La réduction des budgets de fonctionnement, la baisse des effectifs de la police nationale au profit des polices municipales ou de sociétés de sécurité privées ne se conjuguent que pour aggraver l’insécurité.

La police, prérogative régalienne par excellence, ne se délègue pas. Il s’agit d’un choix de société, car seule une sécurité à la charge de l’État peut s’appliquer de façon identique en chaque endroit du territoire, sans disparité entre municipalités riches ou municipalités pauvres.

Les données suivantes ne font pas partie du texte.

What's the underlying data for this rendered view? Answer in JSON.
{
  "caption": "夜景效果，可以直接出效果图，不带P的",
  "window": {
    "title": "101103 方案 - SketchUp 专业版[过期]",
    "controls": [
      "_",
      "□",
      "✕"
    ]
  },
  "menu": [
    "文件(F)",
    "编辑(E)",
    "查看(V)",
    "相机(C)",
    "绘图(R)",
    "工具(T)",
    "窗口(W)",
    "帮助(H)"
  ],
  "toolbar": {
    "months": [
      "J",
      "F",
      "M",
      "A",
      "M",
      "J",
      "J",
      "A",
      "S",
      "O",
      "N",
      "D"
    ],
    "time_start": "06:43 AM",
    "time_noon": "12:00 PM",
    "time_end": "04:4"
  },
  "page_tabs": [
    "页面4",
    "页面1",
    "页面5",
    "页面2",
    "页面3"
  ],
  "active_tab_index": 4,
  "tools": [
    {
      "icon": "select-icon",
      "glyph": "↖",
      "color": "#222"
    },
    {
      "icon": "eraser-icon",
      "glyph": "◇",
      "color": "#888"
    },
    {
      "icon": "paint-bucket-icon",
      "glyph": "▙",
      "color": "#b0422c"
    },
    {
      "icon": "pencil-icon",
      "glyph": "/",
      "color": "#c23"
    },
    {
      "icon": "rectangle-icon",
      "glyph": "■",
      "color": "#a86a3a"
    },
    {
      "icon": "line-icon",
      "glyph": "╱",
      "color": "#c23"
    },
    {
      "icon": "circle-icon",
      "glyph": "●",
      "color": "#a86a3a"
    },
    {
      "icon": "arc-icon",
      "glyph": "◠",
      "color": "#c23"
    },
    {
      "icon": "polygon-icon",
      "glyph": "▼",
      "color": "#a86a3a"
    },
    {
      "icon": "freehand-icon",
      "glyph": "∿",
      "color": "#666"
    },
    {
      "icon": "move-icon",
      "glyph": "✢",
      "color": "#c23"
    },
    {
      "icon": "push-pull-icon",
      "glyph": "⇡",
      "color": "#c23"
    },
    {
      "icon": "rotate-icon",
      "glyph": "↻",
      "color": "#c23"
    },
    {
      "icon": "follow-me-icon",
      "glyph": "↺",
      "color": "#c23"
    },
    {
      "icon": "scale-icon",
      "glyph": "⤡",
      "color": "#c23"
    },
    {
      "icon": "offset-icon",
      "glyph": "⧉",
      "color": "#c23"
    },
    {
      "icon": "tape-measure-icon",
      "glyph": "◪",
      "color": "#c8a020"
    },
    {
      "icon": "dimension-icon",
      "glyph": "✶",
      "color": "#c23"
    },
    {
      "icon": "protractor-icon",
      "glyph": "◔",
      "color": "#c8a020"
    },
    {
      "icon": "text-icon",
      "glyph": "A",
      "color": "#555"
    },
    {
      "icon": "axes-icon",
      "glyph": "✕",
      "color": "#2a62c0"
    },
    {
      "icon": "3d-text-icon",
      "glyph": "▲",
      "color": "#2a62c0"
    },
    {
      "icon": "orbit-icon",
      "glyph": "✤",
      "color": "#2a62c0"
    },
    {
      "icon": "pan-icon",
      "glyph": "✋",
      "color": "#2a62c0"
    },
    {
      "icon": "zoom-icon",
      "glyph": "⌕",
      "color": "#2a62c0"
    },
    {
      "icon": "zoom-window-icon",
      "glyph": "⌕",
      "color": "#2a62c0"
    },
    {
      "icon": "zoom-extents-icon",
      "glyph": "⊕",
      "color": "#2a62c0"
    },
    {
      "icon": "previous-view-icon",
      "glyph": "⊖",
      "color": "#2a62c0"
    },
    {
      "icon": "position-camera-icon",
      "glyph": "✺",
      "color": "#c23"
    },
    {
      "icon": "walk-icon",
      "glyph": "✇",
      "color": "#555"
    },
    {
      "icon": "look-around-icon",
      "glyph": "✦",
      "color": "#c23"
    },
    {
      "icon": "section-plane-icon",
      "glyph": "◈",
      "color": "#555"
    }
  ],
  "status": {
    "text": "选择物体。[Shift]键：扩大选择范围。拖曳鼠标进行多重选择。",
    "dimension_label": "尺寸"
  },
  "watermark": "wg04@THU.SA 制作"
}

Or on compte aujourd’hui plus de 18 000 policiers municipaux. Leur effectif a donc connu une augmentation de 120 % en six ans, à la charge des collectivités, dont les dotations financières, je le rappelle, sont gelées pour les trois ans à venir.

M. Roland Courteau. Eh oui !

Mme Éliane Assassi. Vous appelez cela du partenariat ; visiblement, nous ne donnons pas le même sens à ce mot…

Cette externalisation se poursuit sans relâche au profit des sociétés de sécurité privées, vaguement encadrées par un Conseil national des activités privées de sécurité, dont nous refusons pour notre part la création.

Il y a aujourd’hui 170 000 agents de sécurité pour 220 000 policiers et gendarmes. Cette substitution dramatique se justifierait par des économies budgétaires.

Lorsque l’on sait ce que coûteront l’installation de 60 000 caméras et les frais de personnel qui y sont liés – raison pour laquelle, d’ailleurs, vous proposez de mettre à contribution les opérateurs privés pour le visionnage des images –, autant dire que ces arguments financiers ne tiennent définitivement pas la route.

Il est vrai que les services de ces prestataires privés coûtent trois fois moins cher, à la différence notable qu’ils sont moins bien formés et que la seule éthique de ces entreprises est le profit et non l’intérêt général, celui-là même dont vous êtes censé être le garant.

Le présent texte demeure cet agrégat hétéroclite de dispositions techniques ou vaste « fourre-tout » législatif, et sa philosophie reste la même. Il est le reflet de valeurs délétères que vous entendez imposer à notre société et qui s’articulent autour de la répression, de l’exclusion, du contrôle fiché ou filmé et de l’enfermement.

Pour notre part, monsieur le ministre, nous considérons que la sécurité est une question transversale qui passe par l’existence et le développement de la qualité des services publics, que ce soient la police, la justice, l’éducation. Autrement dit, notre position est aux antipodes de la politique réactionnaire et répressive que vous vous acharnez à promouvoir malgré les nombreux échecs par lesquels elle se solde.